Before the vote one of Murphy’s former business partners and a manager at Drink and Drag asked the council to grant the licenses despite the problems.
Sia Amiri, Murphy’s partner in the former Krave nightclub on the Strip, said Murphy had signed the Krave Massive license over to him. He said Murphy owes him $850,000, and asked the council to allow the license to remain valid so he could sell the club to recover some of the money he is owed.
“This is just one way of recouping some of my losses,” Amiri said.
“We all have to stand in line to figure out how we are going to get our money,” Barlow said.
Matthew Greppin, who identified himself as a Drink and Drag manager, said he had an agreement to acquire the club from Murphy and operate it himself.
“I’ve seen the numbers. I know the amount of money it can make,” Greppin said. “I know I can keep it going as a legitimate business.”
Greppin said the agreement with Murphy included $600,000 in liabilities and a $500,000 promissory note.
“His debts might be rather large because he has a tendency not to pay things,” Councilman Bob Coffin told Greppin. “I frankly wouldn’t have assumed dime one of his obligations.”
Although the downtown clubs had been the subject of complaints by employees and vendors who cited bounced checks and improper bookkeeping, Murphy kept looking for investors to keep the operations afloat.
In March Murphy hyped the June 15 opening of Krave Massive and announced a partnership with the Downtown Project, a $350 million urban renewal program funded largely by the personal wealth of Zappos CEO Tony Hsieh.
In August ,when the state closed Krave Massive, the Downtown Project said it was negotiating to acquire the entire business.
But no one from the Downtown Project spoke during the licensing review Wednesday and it wasn’t mentioned as a potential buyer during the discussion.

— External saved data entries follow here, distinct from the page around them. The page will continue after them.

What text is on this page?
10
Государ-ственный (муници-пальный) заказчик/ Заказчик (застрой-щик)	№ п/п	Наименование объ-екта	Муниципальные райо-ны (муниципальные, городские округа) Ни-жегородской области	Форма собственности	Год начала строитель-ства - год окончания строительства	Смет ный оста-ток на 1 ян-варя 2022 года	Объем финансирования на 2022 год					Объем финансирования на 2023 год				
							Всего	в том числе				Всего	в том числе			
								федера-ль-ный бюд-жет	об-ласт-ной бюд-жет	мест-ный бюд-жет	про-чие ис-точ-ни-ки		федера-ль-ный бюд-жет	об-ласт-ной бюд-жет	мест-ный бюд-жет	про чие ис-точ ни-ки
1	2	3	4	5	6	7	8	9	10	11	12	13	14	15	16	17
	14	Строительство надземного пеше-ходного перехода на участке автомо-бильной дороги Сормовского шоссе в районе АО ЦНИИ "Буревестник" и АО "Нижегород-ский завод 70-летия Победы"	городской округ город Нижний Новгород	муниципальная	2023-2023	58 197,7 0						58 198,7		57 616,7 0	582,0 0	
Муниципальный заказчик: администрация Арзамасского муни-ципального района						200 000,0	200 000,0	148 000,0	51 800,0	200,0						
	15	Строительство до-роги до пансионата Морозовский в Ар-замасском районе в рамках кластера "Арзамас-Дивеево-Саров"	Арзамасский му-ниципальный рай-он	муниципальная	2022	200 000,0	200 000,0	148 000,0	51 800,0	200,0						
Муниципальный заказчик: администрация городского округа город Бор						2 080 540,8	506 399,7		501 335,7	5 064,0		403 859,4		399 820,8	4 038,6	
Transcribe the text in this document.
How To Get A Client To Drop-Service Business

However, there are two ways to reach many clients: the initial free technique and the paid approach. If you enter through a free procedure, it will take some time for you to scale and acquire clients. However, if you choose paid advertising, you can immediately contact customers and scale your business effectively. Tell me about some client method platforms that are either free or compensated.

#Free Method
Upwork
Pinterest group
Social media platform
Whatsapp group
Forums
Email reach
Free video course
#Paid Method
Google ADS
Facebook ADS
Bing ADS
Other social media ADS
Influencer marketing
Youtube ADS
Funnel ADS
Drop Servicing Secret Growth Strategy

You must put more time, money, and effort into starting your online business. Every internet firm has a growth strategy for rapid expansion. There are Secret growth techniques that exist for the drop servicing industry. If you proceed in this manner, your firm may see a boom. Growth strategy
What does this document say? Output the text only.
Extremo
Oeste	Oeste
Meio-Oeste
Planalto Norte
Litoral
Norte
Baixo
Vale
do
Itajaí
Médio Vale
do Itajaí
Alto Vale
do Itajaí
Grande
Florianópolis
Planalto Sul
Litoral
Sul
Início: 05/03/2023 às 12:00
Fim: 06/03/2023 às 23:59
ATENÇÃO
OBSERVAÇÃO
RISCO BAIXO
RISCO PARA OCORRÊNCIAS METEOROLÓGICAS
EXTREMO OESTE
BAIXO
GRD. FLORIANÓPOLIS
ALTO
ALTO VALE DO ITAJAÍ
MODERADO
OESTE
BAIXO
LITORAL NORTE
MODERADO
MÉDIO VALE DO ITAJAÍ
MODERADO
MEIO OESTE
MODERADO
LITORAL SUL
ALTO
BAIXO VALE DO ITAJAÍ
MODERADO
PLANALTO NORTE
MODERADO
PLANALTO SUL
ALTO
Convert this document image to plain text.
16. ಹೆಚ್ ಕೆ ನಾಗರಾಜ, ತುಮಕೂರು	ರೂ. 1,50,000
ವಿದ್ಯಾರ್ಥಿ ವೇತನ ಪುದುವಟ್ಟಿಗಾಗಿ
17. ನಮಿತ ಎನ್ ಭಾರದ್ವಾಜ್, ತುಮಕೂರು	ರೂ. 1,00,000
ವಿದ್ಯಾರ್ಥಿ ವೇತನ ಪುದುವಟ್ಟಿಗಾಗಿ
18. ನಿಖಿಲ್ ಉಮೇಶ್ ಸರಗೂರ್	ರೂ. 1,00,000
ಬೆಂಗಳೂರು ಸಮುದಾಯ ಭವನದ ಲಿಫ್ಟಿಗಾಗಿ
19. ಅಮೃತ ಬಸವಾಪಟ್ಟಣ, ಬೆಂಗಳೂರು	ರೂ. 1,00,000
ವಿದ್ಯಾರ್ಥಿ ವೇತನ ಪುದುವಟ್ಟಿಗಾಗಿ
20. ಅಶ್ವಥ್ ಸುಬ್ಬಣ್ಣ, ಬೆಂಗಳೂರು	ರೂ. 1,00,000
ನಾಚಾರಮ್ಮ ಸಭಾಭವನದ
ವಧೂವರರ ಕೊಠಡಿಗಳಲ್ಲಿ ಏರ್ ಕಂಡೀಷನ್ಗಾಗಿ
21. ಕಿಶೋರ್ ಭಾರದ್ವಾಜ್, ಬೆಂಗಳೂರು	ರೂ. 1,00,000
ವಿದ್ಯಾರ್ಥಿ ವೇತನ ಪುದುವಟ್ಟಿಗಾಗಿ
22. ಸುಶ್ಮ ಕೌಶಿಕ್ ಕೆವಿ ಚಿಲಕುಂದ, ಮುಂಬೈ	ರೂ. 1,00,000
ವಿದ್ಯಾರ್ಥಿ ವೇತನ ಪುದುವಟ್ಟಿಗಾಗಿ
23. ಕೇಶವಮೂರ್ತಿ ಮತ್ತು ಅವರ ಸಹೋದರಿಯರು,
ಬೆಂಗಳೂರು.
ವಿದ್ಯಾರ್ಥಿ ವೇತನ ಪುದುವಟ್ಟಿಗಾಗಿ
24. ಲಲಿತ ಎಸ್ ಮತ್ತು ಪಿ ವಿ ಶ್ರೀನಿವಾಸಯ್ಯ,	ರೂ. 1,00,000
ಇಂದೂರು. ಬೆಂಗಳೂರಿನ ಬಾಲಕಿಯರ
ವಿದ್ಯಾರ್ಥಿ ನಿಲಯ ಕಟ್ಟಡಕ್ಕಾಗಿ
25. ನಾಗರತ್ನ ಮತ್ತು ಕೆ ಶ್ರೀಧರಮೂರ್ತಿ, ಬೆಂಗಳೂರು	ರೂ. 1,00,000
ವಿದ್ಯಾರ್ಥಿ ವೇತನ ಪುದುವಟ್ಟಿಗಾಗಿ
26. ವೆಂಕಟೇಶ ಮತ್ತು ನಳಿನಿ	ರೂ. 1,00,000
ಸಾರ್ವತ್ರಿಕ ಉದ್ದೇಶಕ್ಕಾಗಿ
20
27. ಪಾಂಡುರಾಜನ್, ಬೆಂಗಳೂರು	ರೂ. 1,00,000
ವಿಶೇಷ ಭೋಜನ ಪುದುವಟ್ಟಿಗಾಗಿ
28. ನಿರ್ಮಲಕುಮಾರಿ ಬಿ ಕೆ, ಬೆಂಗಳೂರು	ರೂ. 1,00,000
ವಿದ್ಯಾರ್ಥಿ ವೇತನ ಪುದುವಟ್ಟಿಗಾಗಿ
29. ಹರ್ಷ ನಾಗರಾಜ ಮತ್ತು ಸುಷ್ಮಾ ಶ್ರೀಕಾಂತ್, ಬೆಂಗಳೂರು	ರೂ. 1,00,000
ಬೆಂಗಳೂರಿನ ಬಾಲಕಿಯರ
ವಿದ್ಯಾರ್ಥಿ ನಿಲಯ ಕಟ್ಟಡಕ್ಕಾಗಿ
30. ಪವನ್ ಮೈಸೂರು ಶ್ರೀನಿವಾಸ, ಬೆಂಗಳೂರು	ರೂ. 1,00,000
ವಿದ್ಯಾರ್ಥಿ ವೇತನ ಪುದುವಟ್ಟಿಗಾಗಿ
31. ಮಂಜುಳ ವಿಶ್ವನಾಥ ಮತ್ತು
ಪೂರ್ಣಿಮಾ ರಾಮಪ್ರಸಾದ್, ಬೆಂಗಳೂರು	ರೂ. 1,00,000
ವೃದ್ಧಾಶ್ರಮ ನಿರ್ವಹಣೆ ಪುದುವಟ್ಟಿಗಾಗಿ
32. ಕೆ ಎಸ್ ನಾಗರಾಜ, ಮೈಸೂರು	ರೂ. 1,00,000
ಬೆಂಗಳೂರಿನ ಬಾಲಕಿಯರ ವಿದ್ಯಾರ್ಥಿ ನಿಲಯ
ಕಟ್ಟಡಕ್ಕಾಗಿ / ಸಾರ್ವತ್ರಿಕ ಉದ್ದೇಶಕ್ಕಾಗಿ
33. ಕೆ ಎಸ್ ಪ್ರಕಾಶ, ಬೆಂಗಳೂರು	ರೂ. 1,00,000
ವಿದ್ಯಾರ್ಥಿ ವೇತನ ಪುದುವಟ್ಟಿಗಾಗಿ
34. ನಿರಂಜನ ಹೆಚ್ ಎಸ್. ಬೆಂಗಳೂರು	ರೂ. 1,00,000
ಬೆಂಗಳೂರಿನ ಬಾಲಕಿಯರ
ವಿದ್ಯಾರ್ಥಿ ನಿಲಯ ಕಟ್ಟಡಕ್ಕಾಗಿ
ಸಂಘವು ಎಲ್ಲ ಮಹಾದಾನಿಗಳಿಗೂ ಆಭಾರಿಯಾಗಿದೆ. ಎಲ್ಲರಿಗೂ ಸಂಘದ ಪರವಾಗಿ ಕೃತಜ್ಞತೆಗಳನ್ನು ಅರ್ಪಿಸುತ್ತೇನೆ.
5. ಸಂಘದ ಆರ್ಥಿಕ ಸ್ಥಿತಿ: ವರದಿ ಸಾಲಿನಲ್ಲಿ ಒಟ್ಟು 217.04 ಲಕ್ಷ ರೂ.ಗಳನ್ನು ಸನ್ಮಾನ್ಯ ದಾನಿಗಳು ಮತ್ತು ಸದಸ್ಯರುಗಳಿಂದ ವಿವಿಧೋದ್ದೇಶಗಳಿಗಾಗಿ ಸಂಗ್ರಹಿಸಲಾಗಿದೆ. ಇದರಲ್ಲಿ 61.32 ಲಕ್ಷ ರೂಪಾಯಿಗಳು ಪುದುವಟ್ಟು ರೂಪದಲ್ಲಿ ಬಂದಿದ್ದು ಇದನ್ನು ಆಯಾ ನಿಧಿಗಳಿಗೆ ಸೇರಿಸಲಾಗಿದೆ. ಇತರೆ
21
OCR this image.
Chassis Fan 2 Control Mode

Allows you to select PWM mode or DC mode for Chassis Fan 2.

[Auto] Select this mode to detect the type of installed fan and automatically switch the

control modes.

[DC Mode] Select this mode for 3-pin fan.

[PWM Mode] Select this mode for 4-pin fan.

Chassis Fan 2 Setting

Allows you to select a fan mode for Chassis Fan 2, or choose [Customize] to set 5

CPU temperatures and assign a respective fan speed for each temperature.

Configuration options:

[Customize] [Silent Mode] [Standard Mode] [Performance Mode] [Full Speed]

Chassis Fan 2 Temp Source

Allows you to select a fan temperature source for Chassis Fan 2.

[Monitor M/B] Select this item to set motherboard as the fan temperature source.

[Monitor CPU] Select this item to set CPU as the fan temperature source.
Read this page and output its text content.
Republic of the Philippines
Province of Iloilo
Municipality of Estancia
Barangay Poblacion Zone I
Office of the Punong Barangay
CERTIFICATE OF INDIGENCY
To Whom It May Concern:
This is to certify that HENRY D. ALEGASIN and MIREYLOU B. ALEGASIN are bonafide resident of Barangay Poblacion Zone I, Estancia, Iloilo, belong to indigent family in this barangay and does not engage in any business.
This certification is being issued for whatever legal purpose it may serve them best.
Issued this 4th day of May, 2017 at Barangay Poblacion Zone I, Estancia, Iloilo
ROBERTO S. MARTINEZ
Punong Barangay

Todd Kessler, an attorney for RGG, a real estate partner with the Downtown Project, was at the meeting to testify on another Downtown Project license application but declined comment on the status of Murphy’s clubs.
Other Downtown Project leaders did not respond to requests for comment.
As for the money owed to the city, spokeswoman Diana Paul said the property owner, FAEC Holdings Wirrulla LLC, is ultimately responsible for the sewer bills. If the account isn’t brought current a penalty will be added to the bill Oct. 20. If it isn’t paid by Nov. 25 the city will attach a lien to the parcel, Paul said.